In this paper, we proposed a modification method for a hidden semi-Markov model that eliminates the need for retraining when recognition performance degrades due to domain differences. The proposed method assumes that hidden state transitions remain unchanged despite domain shifts and focuses on modifying the output probability distribution. To evaluate the effectiveness of our approach, the authors conducted pattern recognition experiments using synthetic time-series data and care work recognition data. In the experiments with synthetic data, the proposed method achieved parameter and recognition performance comparable to those obtained through retraining. Given that our method achieves the same level of performance as retrained models while significantly reducing computational cost, its effectiveness was demonstrated. For care work recognition, we measured motion data from transfer assistance tasks performed at different bed heights and applied the proposed modification method. The results showed that the modified model had emission probability distributions largely equivalent to those of a retrained model and successfully performed task recognition. This confirmed the validity of our approach in actual data.

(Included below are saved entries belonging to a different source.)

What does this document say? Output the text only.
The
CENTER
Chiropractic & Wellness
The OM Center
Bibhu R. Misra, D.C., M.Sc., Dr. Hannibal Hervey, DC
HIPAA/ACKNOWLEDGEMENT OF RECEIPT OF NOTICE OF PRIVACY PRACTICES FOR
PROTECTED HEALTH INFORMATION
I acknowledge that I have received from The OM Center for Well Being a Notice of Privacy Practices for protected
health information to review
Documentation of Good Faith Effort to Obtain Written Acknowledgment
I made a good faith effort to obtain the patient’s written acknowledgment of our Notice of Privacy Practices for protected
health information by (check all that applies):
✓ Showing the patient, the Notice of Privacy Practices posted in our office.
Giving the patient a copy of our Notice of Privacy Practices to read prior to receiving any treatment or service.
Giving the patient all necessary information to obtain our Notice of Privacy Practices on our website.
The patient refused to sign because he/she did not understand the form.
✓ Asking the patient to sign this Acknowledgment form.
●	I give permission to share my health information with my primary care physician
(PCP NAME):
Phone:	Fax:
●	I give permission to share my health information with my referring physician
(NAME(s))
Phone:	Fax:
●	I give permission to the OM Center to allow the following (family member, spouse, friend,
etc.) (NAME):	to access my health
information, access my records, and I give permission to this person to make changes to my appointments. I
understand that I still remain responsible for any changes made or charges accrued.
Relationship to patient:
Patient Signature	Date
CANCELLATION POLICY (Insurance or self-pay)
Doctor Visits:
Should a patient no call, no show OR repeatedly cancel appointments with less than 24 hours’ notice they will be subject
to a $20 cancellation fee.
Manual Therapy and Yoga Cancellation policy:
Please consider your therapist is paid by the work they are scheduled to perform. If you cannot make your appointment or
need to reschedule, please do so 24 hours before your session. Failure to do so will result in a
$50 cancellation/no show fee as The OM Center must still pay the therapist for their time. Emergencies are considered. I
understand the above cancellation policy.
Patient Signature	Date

Future work will explore the applicability of the proposed method to other domains, its extension to multi-class classification problems, and its evaluation in actual care work recognition experiments. In addition, future work will include consideration of parameter modifications other than emission probability distribution. In the proposed method, only the emission probability distribution was modified assuming that the state transition does not change even if the domain changes. However, as a result of changes in the behavioral environment, there may be cases in which the order of actions does not change but the duration of each action changes. In such a case, it would be appropriate to modify not only the emission probability distribution but also the state duration probability, so other parameter modifications will be considered in the future. In addition, the use of generated data will also be considered. In this paper, we treated the observed data in the target domain as collectible. However, in applications to action recognition tasks, it is not realistic to actually measure actions every time the target domain changes. Therefore, we will consider utilizing data generated by a behavior generation model or other means for parameter modification.